Whether you’re looking back to a different time or wondering what’s ahead, I imagine that you have (or will) at least once asked yourself, “What am I doing in this crazy world otherwise known as the interior design industry?”
This world takes so many people to make “it” happen. From vendors to designers to sales and marketing, and everyone in between, we all share a common dream: to be successful and make this industry a safe career outlet for years to come, while creating beautiful design.
In my career, I have truly tapped into almost every division of this broad field, yet I often still find myself awake at night, pondering the same question: Where do I belong in this industry, especially as a part of a younger generation that wants to push design and innovation further to make their own imprint?
As a member of that generation, I want to make note of something that comes up a lot when discussing life and career anxieties with my peers.

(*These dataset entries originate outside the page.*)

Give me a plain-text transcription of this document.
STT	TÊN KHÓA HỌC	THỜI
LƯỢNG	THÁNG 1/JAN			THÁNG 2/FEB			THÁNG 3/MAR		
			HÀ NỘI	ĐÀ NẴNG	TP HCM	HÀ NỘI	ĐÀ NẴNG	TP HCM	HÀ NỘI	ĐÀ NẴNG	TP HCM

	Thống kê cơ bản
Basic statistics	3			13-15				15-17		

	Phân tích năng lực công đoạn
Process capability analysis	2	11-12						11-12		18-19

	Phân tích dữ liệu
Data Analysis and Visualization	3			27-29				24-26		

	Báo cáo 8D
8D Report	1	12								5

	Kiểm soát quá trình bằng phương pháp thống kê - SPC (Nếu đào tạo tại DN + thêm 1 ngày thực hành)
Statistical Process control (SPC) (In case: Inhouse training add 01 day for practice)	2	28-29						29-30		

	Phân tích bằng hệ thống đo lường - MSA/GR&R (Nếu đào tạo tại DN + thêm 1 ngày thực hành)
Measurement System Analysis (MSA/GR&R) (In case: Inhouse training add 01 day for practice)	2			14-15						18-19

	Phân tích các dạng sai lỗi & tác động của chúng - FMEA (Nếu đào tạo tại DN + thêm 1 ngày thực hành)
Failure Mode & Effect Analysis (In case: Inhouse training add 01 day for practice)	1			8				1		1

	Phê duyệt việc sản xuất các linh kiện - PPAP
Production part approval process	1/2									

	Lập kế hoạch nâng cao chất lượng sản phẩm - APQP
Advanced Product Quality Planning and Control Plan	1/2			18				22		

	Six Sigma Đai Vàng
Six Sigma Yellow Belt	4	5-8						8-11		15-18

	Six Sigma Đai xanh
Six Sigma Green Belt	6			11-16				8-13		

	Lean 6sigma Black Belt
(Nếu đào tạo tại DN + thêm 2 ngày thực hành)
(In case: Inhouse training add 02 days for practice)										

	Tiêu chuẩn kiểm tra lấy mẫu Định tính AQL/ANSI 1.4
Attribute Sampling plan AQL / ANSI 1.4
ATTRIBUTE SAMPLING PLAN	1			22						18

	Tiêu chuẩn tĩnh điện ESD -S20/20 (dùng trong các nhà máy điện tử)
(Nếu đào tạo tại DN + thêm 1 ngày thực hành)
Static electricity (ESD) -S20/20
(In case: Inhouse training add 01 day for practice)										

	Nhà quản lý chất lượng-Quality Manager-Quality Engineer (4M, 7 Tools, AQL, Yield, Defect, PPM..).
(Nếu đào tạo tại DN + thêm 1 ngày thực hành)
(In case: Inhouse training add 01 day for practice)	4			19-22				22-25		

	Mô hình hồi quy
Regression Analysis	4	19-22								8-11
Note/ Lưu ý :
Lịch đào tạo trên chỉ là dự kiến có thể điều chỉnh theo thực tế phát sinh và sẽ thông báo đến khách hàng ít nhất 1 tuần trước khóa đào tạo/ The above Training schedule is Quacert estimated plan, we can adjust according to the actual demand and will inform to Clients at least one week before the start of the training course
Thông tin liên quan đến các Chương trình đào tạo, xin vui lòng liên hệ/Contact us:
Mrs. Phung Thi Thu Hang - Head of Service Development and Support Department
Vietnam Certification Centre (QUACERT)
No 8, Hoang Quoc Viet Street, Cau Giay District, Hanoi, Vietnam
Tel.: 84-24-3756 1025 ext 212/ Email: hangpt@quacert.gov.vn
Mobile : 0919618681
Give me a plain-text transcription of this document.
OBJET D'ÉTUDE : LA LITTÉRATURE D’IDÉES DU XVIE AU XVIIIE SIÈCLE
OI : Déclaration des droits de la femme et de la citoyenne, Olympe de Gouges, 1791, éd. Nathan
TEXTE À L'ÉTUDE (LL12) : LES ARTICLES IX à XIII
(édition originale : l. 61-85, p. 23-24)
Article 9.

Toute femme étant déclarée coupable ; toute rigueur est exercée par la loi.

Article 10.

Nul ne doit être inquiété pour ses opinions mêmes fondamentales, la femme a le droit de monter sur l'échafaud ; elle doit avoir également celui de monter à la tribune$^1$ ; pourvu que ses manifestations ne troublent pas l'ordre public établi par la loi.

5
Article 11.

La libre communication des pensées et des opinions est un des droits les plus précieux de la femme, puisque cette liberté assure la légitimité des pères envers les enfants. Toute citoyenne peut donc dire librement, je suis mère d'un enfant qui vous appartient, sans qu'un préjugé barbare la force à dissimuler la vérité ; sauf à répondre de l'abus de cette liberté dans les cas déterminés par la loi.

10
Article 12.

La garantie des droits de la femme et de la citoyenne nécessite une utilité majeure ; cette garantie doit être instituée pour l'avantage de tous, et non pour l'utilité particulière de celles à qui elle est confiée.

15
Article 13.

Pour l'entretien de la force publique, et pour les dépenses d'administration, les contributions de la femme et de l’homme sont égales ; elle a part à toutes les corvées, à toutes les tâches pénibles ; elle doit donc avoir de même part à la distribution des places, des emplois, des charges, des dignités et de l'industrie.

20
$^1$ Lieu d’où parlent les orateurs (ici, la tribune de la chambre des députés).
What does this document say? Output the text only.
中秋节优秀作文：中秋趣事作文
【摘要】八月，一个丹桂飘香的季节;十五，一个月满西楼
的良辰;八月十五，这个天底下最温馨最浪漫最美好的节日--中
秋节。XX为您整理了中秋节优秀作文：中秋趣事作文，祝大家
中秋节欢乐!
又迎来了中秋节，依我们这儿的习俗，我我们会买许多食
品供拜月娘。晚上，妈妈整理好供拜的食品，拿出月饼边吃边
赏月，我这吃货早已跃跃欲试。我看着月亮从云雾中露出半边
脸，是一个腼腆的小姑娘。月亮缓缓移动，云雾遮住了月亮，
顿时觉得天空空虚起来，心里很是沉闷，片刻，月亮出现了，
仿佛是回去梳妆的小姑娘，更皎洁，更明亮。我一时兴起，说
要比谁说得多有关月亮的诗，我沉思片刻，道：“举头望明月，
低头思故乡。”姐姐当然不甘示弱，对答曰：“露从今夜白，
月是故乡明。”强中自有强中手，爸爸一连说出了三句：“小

I entered the interior design profession filled with romanticized ideas and expectations about what would come. I wanted to surround myself with creative people and work, live and play in beautiful interiors. My senses crave sumptuous, luxurious fabrics, fascinating colors and bold, daring patterns. Great design emotionalized me — and, for that matter, bad design too!
But today, it’s not enough to be able to make selections and draft layouts or to be a specialist in one area. Now, you need to know social media, email marketing, how to promote and publicize, accounting, and much more!
And, I’m finding, it’s not just Millennials. Generation X and Baby Boomers are having to go back to class, take seminars, catch up or outsource. The difference is that non-Millennials seem to expect Millennials to possess a wide range of knowledge when entering the interior design profession.
Is the new industry professional someone who needs all skills to be on top? How feasible is this?
In my opinion, the answer is collaboration. Maybe the task of our generation is to build the platforms to facilitate the syncing of many minds and ideas, all those little pieces, into a greater concept. Maybe it is just the realization that we cannot become the divas we once secretly aspired to be, running the show all by ourselves. We need to ask and to listen. We need to delegate and be delegated to. The moving parts will only increase, and the complexity will rise exponentially.
As I realized this, one sleepless night, I knew what I had to do. The next morning I opened my contact list and reached out to people who have skills that would help me grow.
My only hope is that as individuals’ knowledge and skill sets continue to increase, we will also increase the ways in which we work together and build each other up personally and professionally. Henry Ford once said, “Coming together is a beginning, staying together is progress, working together is success.” Something we can all learn from this car engineer … designer.